Contre la pollution des océans
Du côté de RaceForWater, budgeté à l’identique, et où l’architecture de propulsion est semblable, on indique avoir voulu aller vite en recourant à des technologies déjà commercialisées. «Mais tout ne tombe pas du ciel, précise Marco Simeoni, fondateur de RaceForWater. Notre R&D a été menée au sein de Swiss Hydrogen, depuis une décennie.» L’investisseur de la PME basée à la BlueFactory de Fribourg insiste aussi sur deux autres aspects propres à son projet: «Notre navire est le vecteur d’un message de protection des océans contre les pollutions aux plastiques.» Durant sa circumnavigation de cinq ans, RaceForWater, qui doit quitter Lorient le 9 avril, a prévu un programme de sensibilisation à cette problématique, et aux manières d’y remédier: la fondation promeut un système de méthanisation des déchets plastique servant à produire du gaz. «Deuxièmement, alors que le catamaran d’Energy Observer pesait 6 tonnes avant modification, le nôtre en faisait 100, dit Marco Simeoni. Nous touchons ici la classe des yachts, et souhaitons montrer que la propulsion électrique peut y être implémentée.»
Etrange coïncidence
Reste l’interrogation concernant la quasi-simultanéité de médiatisation des deux projets. «Nous avons travaillé selon notre calendrier, dit Marco Simeoni. Nous devons être le 20 mai aux Bermudes pour des actions de communication dans le cadre de la Coupe de l’America. L’équipe d’Energy Observer a dû se calquer sur notre agenda, peut-être pour ne pas demeurer en retrait médiatiquement.»
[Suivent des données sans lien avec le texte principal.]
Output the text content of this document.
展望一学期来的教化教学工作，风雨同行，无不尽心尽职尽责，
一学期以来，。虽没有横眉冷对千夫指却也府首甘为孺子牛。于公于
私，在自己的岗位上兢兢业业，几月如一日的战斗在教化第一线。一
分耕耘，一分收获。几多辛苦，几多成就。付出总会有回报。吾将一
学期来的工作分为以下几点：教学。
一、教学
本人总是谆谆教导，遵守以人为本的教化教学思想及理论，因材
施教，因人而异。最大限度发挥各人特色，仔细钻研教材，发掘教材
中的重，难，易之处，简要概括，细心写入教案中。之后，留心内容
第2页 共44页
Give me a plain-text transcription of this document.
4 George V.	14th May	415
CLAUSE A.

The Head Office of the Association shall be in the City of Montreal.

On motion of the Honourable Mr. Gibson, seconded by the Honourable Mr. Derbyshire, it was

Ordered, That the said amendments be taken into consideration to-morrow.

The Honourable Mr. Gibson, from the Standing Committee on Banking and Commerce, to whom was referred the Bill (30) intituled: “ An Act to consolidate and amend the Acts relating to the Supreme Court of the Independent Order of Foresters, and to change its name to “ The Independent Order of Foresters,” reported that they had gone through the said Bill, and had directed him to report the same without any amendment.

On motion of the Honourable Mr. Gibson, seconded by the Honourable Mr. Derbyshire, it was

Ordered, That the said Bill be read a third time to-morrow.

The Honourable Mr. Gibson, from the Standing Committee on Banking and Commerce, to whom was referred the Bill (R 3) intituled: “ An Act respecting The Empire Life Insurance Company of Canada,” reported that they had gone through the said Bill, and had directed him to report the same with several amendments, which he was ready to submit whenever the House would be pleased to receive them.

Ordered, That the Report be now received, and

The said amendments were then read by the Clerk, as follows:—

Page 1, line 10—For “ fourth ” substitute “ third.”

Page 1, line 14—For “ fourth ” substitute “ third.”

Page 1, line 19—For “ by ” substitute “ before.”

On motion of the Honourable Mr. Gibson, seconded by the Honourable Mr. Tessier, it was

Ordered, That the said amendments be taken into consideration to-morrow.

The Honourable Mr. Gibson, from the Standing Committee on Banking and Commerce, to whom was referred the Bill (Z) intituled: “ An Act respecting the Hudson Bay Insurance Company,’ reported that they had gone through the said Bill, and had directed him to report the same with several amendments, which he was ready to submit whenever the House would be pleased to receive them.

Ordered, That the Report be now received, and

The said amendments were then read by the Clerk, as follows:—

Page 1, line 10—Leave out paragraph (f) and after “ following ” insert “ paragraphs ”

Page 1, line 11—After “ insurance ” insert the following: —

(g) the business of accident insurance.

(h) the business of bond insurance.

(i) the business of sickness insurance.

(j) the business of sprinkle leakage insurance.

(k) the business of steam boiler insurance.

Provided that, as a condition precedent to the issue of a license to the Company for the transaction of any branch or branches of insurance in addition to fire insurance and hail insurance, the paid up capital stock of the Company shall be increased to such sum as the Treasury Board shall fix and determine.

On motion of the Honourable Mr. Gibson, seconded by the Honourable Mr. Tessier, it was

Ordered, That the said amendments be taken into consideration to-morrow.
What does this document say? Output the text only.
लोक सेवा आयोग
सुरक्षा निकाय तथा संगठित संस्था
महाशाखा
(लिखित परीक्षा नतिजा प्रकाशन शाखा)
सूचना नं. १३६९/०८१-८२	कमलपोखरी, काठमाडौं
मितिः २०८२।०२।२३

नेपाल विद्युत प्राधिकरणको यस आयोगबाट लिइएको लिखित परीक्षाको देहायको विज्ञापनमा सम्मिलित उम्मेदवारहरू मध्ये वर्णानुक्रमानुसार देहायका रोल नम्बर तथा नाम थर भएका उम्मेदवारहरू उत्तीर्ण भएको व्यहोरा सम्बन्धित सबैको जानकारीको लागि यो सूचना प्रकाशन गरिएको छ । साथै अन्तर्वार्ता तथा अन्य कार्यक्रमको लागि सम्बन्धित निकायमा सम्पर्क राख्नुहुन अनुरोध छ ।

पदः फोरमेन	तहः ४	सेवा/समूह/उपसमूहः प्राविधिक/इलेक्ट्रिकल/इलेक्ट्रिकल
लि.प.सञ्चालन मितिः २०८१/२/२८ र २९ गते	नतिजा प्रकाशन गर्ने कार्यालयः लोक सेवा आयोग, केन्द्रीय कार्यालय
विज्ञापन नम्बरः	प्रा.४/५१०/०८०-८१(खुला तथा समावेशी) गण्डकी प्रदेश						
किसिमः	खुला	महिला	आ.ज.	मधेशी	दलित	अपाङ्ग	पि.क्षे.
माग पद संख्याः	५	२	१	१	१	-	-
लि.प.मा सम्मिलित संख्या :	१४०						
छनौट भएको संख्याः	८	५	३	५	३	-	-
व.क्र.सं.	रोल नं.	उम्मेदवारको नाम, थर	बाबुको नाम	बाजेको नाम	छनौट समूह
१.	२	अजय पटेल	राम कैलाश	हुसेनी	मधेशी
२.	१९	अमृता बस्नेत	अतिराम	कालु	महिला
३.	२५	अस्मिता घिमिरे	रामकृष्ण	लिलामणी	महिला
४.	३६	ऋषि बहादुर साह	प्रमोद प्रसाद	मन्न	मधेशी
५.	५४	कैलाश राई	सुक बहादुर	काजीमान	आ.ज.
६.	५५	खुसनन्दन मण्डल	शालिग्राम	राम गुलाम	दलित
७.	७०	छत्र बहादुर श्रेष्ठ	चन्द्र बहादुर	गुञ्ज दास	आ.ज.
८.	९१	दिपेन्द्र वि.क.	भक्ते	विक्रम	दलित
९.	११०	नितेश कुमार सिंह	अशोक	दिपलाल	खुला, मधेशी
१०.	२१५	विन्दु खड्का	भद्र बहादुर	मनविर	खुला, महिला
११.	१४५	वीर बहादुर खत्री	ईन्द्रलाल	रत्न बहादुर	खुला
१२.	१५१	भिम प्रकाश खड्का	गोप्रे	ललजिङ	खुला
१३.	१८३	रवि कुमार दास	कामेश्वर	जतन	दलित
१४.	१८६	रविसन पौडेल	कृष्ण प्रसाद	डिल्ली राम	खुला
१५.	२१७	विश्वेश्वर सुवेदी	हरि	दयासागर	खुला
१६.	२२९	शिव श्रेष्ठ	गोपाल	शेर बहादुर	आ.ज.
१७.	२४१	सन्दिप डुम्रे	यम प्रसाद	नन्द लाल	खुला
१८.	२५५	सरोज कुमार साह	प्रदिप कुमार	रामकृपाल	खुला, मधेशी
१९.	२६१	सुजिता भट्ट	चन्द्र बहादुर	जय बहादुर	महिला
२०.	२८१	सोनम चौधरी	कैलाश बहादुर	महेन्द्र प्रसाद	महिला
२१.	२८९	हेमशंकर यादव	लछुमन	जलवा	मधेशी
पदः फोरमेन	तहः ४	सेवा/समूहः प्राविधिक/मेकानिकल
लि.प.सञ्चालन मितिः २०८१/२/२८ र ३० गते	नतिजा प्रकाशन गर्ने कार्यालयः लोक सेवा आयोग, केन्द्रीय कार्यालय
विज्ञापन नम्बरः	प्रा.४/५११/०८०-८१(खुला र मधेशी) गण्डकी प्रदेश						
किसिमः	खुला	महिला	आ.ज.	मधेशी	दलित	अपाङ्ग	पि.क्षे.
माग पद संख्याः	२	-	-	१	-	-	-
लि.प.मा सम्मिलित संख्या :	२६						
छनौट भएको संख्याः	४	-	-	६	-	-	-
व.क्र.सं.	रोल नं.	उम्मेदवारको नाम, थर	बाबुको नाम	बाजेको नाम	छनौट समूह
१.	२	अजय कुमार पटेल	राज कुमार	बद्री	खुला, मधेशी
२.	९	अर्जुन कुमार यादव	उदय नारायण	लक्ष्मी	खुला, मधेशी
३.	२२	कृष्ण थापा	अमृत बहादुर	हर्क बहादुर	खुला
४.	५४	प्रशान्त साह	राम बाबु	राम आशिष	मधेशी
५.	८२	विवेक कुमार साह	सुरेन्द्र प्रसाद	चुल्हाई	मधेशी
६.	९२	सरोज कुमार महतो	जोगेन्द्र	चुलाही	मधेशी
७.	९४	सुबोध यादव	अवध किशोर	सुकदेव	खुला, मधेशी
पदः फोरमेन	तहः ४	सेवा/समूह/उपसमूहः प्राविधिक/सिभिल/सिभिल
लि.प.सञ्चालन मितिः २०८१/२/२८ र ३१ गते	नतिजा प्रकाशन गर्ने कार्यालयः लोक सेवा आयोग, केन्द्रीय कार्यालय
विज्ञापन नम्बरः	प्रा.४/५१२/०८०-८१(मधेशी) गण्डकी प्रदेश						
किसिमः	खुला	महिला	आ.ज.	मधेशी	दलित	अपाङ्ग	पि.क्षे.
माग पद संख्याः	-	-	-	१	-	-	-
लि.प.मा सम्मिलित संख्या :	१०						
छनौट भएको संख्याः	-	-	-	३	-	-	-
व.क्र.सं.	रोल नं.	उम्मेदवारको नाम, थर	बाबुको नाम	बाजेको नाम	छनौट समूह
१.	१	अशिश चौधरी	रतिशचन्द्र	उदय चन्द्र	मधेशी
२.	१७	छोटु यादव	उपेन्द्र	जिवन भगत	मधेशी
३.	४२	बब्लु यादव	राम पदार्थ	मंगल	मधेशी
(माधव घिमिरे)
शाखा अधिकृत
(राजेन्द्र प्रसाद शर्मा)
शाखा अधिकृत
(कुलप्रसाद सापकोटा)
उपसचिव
«C’est bizarre, dit de son côté Victorien Erussard. Nous n’avons pas encore de date précise pour notre tour du monde» prévu en 101 escales. Il annonce toutefois un tour de France en 2017. «Nous suivons notre rythme», abonde Vincent Caumes. Qui se demande toutefois: «La cause soutenue par RaceForWater est universelle et importante. Mais pourquoi, pour la défendre, s’attacher en urgence une caution technologique et environnementale au travers des mêmes énergies propres que celles utilisées par Energy Observer?»
Chez RaceForWater, on explique ne pas avoir eu connaissance du projet français lorsque étaient évaluées, fin 2015 déjà, les possibilités d’améliorer énergétiquement l’ancien PlanetSolar. Marco Simeoni admet que «la chaîne à hydrogène ne sera pas exploitée lors des premiers miles nautiques» vers les Amériques, «ses divers modules devant d’abord passer des certifications». L’entrepreneur exclut cependant de recourir aux deux génératrices diesel installées sur son catamaran.
«Malgré ce télescopage, le monde entier va pouvoir découvrir qu’il est possible de naviguer en mode zéro émission avec de l’hydrogène et des énergies renouvelables», tempère Laurent Meillaud. Qui rappelle le lancement de l’Hydrogen Council: au WEF 2017 de Davos, treize leaders industriels de l’énergie et du transport ont lancé une initiative globale pour concrétiser leur ambition de faire de l’hydrogène un accélérateur de la transition énergique.